When he arrives on campus and gets used to the summer conditioning that awaits him, Harris said he wants to dive into his playbook so that “if I do have a chance at possibly getting some playing time, I’m ready, I’m not going to be all confused and stuff. I’ll be ready for the challenge.”
As for the season, Harris explained his goals for his freshman year at Alabama.
“I just want to see that I develop as a man on and off the field,” he said. “You’re going to go through a lot in the summer, you’re going to have to push yourself, especially when it comes to fall camp because I’ve been talking to a lot of the players that have said how tough it is and you’re going to face a lot of adversity. But it’s about what you do with it when it comes to that certain point.

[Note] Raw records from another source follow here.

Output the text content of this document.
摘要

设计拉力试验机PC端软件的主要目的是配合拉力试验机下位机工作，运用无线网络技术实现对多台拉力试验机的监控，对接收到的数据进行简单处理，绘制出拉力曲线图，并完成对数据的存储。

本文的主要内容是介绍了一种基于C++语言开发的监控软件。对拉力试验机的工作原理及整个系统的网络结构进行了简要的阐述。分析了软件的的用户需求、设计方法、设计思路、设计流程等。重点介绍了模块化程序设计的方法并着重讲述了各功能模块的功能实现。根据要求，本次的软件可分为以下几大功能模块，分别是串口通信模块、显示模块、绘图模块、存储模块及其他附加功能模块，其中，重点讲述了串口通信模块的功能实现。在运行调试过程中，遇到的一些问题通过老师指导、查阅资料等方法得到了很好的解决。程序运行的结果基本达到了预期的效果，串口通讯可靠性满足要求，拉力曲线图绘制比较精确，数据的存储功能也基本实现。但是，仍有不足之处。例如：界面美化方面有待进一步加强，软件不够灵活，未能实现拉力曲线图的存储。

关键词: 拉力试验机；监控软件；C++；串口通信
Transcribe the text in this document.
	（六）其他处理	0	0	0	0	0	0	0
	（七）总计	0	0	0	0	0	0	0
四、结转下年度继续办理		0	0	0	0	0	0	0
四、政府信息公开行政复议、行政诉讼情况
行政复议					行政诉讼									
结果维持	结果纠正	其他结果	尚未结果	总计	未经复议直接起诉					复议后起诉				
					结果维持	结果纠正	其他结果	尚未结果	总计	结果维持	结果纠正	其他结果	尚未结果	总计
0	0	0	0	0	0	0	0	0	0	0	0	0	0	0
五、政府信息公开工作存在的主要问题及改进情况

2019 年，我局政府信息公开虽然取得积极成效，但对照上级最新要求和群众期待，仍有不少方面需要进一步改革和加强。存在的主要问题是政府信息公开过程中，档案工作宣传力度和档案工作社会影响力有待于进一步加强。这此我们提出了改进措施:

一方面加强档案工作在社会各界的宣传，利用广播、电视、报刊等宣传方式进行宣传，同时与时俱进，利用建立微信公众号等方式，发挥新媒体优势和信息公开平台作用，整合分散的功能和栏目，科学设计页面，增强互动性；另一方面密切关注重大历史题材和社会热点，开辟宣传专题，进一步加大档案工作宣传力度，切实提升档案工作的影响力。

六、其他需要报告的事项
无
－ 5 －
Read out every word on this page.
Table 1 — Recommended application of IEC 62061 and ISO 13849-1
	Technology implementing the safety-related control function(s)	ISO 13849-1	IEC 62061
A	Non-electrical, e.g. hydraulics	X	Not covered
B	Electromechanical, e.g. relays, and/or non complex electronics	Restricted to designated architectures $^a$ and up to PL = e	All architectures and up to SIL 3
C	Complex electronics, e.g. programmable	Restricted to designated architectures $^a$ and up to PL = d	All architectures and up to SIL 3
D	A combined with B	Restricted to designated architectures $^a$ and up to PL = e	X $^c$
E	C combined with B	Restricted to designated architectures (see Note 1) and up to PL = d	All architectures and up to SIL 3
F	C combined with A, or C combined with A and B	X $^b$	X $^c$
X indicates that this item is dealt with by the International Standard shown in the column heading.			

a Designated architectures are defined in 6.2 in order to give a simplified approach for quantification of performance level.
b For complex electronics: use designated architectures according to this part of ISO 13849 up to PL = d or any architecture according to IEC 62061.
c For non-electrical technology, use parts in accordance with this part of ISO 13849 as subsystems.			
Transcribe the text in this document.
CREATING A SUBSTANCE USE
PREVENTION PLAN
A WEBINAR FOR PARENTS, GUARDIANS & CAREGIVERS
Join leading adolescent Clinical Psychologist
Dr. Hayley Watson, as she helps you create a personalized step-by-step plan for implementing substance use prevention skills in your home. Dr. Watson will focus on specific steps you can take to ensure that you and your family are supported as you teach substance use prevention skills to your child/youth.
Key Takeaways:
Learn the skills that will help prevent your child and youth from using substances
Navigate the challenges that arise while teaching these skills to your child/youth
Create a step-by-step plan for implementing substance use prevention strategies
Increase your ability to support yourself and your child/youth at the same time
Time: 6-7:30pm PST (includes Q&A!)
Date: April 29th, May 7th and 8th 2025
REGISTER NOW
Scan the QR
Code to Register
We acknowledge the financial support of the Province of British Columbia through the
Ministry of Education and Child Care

You’re going to have to push yourself.
“I’m not going in with the mindset that I’m going to just automatically start first year and all of that. I’m just trying to go in and learn as much as I can and still develop as a player, compete with everybody. So, as long as I do that, I feel like I will be fine.”
Harris was the No. 4 inside linebacker and No. 71 overall prospect in the 2019 recruiting cycle, according to 247Sports. He enters an inside linebacker room in Tuscaloosa that features Moses and spring starter
Joshua McMillon but not a lot of experienced depth. While he is eager to learn from Moses and Golding as soon as he steps on campus, Harris said he still wants to compete in 2019.